Przetrwamy bez tej fazy treningu. Jeżeli kończymy dany sezon, wszystko szło dobrze, nie mamy żadnych przeciążeń, urazów, możemy zwyczajnie zmniejszyć objętość, lekko zluzować trening i w ten sposób lekko odpocząć płynnie przechodząc do ciężkiego treningu. Jeżeli sezon jest napięty, startów dużo, ciężko to pogodzić z fazą budowania bazy treningowej. Jednak jeżeli kończymy sezon np. późną jesienią, naprawdę polecam kilka tygodni poświęcić na tę fazę treningu. Nawet jeżeli macie raz na jakiś czas wystartować w zawodach, ja bym unikał akcentów na treningu.

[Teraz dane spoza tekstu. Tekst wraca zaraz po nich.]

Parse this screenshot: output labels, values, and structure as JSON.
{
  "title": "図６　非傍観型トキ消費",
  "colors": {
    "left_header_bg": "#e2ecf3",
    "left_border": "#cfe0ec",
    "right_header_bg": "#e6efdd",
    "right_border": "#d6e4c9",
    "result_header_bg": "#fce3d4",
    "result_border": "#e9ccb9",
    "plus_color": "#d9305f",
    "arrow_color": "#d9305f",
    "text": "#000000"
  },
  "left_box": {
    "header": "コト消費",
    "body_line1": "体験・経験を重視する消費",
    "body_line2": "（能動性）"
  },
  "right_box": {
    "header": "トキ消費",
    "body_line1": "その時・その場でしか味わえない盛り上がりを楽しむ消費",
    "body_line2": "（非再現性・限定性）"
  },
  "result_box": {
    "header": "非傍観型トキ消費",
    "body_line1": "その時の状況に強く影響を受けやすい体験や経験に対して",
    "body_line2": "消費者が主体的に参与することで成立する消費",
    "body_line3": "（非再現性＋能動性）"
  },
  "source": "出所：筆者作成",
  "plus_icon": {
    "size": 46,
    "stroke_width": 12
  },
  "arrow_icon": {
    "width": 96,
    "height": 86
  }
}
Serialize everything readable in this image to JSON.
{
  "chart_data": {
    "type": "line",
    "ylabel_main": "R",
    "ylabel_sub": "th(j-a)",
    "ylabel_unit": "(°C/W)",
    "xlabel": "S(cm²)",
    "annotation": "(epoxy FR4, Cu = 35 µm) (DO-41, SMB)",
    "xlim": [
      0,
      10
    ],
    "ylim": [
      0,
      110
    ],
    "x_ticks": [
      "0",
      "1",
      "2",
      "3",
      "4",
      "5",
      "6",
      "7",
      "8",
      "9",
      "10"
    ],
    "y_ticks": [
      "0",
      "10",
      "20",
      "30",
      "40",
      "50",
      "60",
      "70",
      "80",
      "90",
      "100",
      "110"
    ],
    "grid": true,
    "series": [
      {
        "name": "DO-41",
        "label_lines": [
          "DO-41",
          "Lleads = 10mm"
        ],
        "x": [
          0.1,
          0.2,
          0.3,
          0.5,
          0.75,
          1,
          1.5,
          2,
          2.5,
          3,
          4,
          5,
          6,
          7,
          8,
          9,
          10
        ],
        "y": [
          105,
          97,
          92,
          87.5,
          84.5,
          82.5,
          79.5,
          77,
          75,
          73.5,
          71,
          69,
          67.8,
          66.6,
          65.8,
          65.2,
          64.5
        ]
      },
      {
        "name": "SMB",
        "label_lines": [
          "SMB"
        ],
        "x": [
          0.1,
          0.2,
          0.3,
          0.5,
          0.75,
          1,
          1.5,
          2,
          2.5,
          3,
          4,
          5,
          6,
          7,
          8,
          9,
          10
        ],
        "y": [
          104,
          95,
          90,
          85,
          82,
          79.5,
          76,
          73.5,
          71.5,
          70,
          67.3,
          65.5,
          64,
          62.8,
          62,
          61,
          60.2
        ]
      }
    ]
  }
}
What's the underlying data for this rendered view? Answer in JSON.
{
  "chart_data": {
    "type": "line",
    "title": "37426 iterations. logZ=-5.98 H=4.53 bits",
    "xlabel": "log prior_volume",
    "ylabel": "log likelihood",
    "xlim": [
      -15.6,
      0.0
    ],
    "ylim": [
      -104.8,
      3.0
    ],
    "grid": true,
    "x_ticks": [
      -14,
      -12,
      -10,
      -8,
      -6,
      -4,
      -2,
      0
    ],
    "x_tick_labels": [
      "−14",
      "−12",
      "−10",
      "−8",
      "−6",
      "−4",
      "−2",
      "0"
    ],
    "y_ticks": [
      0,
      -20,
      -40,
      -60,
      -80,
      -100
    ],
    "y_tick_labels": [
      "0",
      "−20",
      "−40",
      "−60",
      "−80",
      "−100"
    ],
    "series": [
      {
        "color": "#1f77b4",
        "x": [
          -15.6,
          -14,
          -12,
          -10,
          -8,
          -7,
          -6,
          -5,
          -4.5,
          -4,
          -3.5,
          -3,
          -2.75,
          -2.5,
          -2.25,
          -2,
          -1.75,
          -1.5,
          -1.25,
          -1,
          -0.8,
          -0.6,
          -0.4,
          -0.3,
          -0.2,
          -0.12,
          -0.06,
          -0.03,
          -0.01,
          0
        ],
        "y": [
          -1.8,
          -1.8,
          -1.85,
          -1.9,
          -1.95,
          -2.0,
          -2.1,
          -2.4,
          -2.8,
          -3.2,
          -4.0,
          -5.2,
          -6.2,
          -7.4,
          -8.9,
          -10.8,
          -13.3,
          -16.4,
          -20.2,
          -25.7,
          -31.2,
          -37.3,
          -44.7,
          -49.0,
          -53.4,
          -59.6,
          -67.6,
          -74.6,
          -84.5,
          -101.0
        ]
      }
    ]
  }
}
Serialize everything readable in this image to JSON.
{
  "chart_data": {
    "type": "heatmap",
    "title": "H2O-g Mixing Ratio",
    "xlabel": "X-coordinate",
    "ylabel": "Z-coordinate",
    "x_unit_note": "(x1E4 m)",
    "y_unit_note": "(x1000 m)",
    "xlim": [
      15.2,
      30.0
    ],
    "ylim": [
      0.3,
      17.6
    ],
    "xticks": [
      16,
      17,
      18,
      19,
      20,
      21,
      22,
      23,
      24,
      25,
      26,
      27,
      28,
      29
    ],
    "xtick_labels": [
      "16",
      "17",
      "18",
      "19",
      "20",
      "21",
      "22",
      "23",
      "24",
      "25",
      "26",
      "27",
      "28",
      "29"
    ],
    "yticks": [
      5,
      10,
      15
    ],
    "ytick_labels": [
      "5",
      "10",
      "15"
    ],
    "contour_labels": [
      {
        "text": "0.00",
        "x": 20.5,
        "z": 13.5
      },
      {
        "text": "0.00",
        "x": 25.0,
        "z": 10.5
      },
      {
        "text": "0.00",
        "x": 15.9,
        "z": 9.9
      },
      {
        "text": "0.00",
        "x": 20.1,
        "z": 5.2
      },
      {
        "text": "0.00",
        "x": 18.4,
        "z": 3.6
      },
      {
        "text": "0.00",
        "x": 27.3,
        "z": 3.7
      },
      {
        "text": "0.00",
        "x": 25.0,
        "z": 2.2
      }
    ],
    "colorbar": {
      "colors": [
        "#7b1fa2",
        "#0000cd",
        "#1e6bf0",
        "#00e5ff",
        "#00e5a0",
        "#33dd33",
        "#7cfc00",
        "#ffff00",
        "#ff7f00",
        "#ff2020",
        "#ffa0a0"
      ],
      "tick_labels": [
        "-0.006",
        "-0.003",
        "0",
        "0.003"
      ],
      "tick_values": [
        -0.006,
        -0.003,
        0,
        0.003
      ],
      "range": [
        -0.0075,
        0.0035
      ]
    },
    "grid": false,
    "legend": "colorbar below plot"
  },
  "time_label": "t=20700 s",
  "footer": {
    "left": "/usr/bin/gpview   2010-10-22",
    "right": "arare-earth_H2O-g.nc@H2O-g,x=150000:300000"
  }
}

Zobaczycie, że zawody i tak będziecie biegali całkiem szybko, a konsekwencja i mądre podejście na pewno odda Wam z nawiązką w okresie wiosennym!

Podsumowanie

Mam nadzieję, że chociaż część z Was przekonałem do tej fazy treningu. Co ciekawe, po kilku tygodniach biegania samych rozbiegań połączonych z treningiem uzupełniającym, przebieżkami i czasem jakimś szybszym tlenowym biegiem, możecie pobiec bardzo szybko na zawodach! Naprawdę sam ocierałem się o życiówki bez żadnych interwałów czy biegów progowych. Natomiast włączając je potem do treningu życiówki robiłem jedną po drugiej. Pamiętajcie, nie jest to czas stracony, ale niezwykle ważna faza treningu biegowego, dzięki której jesteście w stanie wycisnąć jak najwięcej z czekającego Was sezonu biegowego.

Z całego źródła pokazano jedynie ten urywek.